Where any Uttar Pradesh Act repeals any enactment hitherto made or hereafter to be made, then, unless a different intention appears, the repeal shall not-
(c) affect any right, privilege, obligation or liability acquired, accrued or incurred under any enactment so repealed; or
(e) affect any remedy, or any investigation or legal proceeding commenced before the repealing Act shall have come into operation in respect of any such right, privilege, obligation, liability, penalty, forfeiture or punishment as aforesaid; and any such remedy may be enforced and any such investigation or legal proceedings may be continued and concluded; and any such penalty, forfeiture or punishment imposed as if the repealing Act had not been passed.,'
The question is whether a different intention appears in either the Abolition Act or the amending Act XVI of 1953, for otherwise the old proceeding could continue before the Munsif. There is nothing in the Abolition Act which takes away the right of suit in respect of a pending action. If there be any doubt, it is removed when we consider that the U.P. Agriculturist Relief Act was repealed retrospectively from July 1, 1952 only and it is not, therefore, possible to give the repeal further retrospectively so as to affect a suit pending from before that date. The jurisdiction of the Assistant Collector was itself created from July 1, 1952 and there is no provision in the Abolition Act that pending cases were to stand transferred to the Assistant Collector for disposal. Such provisions are commonly found in a statute which takes away the jurisdiction of one court and confers it on another. From these two circumstances it is to be inferred that if there is at all any expression of intention, it is to keep s. 6
of the General Clauses Act applicable to pending litigation. The doubt, if any be left, is further removed if we consider a later amending Act, namely, Amending Act XVIII of 1956. By that Act Schedule 11, which created the jurisdiction of the Assistant Collector in suits for ejectment of asamis was replaced by another Schedule. The entry relating to suits for ejectment of asamis, however, remained the same. But S. 23 of the amending Act of 1956 created a special saving which reads as follows
(i) Any amendment made by this Act shall not affect the validity, invalidity, effect or consequence of anything already done or suffered, or any right, title, obligation or liability already acquired, accrued or incurred or any jurisdiction already exercised, and any proceeding instituted or commenced before any court or authority prior to the commencement of this Act shall, notwithstanding any amendment herein made, continue to be heard and decided by such court or authority.

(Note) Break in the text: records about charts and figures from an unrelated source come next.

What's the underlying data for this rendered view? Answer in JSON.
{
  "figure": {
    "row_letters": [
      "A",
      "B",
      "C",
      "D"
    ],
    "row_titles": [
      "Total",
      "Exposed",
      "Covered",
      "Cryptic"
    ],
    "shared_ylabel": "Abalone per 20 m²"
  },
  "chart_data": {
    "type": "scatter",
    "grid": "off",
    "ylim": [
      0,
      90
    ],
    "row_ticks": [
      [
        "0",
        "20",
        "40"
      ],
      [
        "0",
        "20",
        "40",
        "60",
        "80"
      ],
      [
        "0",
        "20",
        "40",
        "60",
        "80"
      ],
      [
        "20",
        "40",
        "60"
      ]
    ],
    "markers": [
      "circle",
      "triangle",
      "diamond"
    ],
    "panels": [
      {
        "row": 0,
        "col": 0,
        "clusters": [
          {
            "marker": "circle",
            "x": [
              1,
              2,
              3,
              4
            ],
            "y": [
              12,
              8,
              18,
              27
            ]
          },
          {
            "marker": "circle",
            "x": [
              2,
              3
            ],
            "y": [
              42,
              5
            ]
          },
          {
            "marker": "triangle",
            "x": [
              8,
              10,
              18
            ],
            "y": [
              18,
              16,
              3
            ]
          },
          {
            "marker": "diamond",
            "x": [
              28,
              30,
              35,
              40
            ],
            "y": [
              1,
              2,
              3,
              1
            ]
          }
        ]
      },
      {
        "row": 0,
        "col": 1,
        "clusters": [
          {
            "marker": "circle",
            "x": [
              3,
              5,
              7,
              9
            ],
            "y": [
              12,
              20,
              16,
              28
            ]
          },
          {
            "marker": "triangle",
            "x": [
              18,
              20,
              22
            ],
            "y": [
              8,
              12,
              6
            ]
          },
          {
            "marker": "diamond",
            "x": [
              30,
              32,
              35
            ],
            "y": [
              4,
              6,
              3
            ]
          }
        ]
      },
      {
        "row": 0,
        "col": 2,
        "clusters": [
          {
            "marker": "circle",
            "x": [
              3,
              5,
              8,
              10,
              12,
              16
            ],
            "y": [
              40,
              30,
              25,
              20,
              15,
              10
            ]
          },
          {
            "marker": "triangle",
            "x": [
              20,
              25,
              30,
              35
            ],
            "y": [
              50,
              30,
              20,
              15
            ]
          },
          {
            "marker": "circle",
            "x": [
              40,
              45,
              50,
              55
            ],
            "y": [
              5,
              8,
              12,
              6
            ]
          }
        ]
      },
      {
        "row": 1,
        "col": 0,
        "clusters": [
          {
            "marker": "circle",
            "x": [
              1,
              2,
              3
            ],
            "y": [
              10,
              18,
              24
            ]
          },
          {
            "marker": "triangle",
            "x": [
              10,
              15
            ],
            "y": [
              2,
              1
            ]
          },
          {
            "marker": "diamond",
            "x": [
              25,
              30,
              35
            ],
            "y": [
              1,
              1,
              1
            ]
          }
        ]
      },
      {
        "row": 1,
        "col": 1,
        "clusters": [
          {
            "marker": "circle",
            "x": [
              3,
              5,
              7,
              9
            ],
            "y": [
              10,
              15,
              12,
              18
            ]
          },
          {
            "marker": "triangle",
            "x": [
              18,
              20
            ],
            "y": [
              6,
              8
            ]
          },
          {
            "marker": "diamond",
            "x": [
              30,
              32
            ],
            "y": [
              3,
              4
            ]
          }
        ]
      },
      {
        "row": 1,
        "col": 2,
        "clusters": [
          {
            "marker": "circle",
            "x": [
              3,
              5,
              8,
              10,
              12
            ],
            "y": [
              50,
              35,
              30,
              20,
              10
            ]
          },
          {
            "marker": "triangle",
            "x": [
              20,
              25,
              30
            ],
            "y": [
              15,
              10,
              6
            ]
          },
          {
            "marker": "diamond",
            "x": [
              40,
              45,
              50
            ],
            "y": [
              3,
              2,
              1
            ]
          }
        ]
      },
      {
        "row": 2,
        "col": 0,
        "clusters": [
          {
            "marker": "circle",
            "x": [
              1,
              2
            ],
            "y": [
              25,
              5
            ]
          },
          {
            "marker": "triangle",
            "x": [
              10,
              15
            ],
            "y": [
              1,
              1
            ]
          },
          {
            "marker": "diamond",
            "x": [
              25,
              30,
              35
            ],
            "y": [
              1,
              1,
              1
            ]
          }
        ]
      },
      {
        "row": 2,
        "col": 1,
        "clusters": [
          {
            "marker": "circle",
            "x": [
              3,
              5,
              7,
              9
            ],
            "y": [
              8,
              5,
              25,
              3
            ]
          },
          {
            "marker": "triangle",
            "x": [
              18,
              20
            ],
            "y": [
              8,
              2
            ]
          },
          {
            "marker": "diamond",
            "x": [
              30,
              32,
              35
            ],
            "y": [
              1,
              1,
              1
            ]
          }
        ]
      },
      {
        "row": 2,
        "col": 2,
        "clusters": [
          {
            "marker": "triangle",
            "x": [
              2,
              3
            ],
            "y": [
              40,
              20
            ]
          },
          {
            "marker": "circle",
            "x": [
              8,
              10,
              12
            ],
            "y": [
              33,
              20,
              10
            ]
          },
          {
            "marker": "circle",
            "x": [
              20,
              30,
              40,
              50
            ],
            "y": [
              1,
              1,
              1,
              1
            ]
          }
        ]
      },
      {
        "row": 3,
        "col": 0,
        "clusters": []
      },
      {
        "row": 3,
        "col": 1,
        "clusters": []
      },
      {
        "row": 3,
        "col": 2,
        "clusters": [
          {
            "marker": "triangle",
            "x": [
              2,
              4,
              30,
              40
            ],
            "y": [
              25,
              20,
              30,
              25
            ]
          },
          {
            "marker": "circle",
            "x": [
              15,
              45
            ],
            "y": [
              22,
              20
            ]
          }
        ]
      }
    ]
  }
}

(ii) An appeal, review or revision from any suit or proceeding instituted or commenced before any court or authority prior to the commencement of this Act shall, notwithstanding any amendment herein made, lie to the Court or authority to which it would have laid if instituted or commenced before the said commencement."
The addition of this section clearly shows that by the conferral of the jurisdiction upon the Assistant Collector it was not intended to upset litigation pending before appropriate authorities when the Abolition Act came into force. Section 23 in terms must apply to the present case, because if it had remained pending before the Munsif till 1956, it is clear, the jurisdiction of the Munsif would not have been ousted. Although it was not pending before the Munsif it was pending before the appellate Court when the 1956 amendment Act was passed. It follows, therefore, that to such a suit the provisions of Schedule 11 read with s. 200 of the Abolition Act cannot be applied because the Legislature has in 1956 said expressly what was implicit before, namely, that pending actions would be governed by the old law as if the new law had not been passed. In our judgment,
therefore, the proceedings before the Munsif were with jurisdiction because they were not affected by the passing of the Abolition Act or the amending Act, 1953, regard being had to the provisions of s. 6 of the U.P. General Clauses Act in the first instance and more so in view of the provisions of s. 23 of the amending Act, 1956 which came before the proceedings between the parties had finally terminated. The appeal must, therefore, fail. It will be dismissed with costs.